What I'm here to talk about is a couple of things that are related to 
this thread.  Often when I'm watching LiveTV, I'll find something mildly 
entertaining and start watching it.  Then I'll wonder if there's 
anything more interesting already recorded.  But in order to check, I 
have to exit LiveTV and go to the Recordings screen.  I then lose 
whatever I've been wathcing, both the history and whatever is shown 
while I'm checking what has been recorded.  I would like to be able to 
have the option of having LiveTV always running, and I can exit out and 
check the weather or listen to a song and come back and rewind LiveTV 
and see what I missed.  This must be a FAQ, because its how Tivo works, 
but why can't we have LiveTV always recording to the ringbuffer even if 
you're not on the LiveTV screen (or in the program, rather)?  If the 
scheduler changes the channel on that tuner to record something, when 
that recording is finished, it can just leave the tuner on that channel 
and go back to recording to the ringbuffer.

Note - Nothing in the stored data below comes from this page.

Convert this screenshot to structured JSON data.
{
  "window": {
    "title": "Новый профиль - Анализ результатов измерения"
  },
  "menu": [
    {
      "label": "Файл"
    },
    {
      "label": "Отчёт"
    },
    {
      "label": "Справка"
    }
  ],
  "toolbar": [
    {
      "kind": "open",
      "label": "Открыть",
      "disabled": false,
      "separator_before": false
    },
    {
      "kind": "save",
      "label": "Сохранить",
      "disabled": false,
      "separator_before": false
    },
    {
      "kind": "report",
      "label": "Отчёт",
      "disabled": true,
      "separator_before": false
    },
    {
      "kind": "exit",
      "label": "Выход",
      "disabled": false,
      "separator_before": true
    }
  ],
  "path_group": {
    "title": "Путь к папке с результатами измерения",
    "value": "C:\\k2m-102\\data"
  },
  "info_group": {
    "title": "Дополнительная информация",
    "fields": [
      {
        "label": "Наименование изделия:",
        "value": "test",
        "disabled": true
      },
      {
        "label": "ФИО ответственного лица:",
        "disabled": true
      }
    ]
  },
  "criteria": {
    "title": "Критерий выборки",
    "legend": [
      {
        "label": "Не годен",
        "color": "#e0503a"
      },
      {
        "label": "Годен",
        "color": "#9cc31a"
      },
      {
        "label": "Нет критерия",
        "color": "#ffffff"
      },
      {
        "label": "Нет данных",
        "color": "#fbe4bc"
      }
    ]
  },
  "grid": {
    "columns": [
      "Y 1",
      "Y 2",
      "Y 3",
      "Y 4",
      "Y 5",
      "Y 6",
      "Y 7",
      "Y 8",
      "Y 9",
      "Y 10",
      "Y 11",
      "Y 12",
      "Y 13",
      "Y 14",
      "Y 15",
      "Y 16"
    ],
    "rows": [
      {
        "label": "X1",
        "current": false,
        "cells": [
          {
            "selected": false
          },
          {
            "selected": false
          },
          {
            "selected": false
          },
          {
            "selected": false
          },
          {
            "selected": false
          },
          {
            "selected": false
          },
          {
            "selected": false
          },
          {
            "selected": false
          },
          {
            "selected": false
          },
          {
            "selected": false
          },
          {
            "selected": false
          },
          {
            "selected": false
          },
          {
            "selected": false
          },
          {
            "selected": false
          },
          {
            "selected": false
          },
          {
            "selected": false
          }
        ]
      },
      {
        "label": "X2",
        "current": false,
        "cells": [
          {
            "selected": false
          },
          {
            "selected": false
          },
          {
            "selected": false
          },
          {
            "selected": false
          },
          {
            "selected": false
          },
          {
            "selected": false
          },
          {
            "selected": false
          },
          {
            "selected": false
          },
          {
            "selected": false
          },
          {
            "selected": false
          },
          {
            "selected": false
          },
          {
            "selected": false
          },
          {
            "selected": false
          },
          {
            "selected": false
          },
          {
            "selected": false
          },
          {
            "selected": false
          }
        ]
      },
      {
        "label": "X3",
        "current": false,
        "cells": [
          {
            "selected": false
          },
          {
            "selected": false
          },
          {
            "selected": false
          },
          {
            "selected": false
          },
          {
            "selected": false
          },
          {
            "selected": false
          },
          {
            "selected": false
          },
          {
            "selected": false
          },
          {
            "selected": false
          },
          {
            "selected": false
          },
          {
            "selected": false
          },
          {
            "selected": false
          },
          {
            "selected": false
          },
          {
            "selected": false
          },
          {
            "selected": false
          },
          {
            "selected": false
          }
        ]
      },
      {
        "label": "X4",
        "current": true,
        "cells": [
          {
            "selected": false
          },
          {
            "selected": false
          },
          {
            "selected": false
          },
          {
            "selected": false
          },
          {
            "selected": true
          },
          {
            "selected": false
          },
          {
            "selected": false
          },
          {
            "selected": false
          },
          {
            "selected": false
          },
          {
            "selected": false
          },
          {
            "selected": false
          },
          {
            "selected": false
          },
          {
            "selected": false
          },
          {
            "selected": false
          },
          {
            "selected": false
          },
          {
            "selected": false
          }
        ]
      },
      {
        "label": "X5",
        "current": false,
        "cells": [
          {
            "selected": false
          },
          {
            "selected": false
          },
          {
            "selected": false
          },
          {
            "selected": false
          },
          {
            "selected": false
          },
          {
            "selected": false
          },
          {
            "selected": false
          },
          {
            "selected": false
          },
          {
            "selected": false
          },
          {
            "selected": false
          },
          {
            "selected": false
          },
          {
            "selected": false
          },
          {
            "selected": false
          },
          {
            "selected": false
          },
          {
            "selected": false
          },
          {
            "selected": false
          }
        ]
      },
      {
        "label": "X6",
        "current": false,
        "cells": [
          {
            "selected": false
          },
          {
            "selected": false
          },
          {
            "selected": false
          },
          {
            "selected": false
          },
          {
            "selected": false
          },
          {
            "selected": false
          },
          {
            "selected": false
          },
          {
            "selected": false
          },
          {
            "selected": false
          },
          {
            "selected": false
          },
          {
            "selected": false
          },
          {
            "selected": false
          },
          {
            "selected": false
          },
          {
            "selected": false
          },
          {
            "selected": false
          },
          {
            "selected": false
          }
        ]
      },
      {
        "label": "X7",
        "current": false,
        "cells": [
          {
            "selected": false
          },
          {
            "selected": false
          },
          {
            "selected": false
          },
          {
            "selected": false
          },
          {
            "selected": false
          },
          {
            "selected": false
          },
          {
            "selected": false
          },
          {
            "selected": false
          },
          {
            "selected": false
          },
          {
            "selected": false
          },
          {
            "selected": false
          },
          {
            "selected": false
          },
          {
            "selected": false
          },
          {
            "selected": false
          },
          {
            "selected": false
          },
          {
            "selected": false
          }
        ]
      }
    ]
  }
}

Perhaps the reason is related to my next issue, which is multiple 
frontends and LiveTV.  If I'm watching LiveTV in one room on a frontend, 
and someone else can't stand the smell of the chili I'm eating and wants 
to go watch on another frontend in another room, they can't watch LiveTV 
(with only one tuner) because apparently the ringbuffer is local to a 
frontend.  Is there a technical reason why a ringbuffer can't be fed to 
more than one frontend?  I guess this would mean treating the ringbuffer 
more like a regular recording.  Is that not feasible with the current 

I'm not asking anyone else to implement this; if no one else is 
interested but its feasible and noninvasive, I'll eventually take a 
crack at it.  But I was wondering if there are architectural limitations 
that preclude getting this done.  This is one of those WAF things, 
coming from a Tivo household.


Tako Schotanus wrote:

>I hear this a lot on this list but I just don't agree, for a number of
>a) I don't always know what is "good", most things I just encounter by
>accident because while browsing the channels it attracted me more than
>everything else
>b) There are times that there is nothing on that you consider good and
>you're just looking for an alternative to while away the time _now_
>c) Here in The Netherlands the channels all seem to conspire to put
>their best movies on at the same time, and I don't have an unlimited
>number of TV cards, in fact I have only one
>d) I don't have unlimited harddisk space either to just go and record
>everything that I might possibily want to watch
>e) Some TV grabbers only provide the most basic information (title and
>start/end times) and nothing more, making it very difficult to make any
>good decisions about what to record and what not.
>So I don't mind that you and people like you don't need Live TV anymore,
>but don't patronize us by saying that it's only because we haven't seen
>the light yet. :-)
> -Tako
>>100% agree. I think of live TV as A/V test mode. Other than
>>that, I think of using live TV to preserve channel surfing
>>habits as sort of 'training wheels' for new DVR users. Once
>>someone 'gets it' they realize that they can schedule all of
>>the shows they might like to watch. When they turn the TV on,
>>they can choose from any of the shows they think are 'good'
>>rather than channel surfing hoping to find something 'good' on.
>>When designing a bicycle, the training wheels should be sturdy,
>>practical, and well designed but Lance Armstrong will never use
>>them. I like to think of MythTV as a Tour de France DVR with
>>on-going improvements to the training wheels ;-).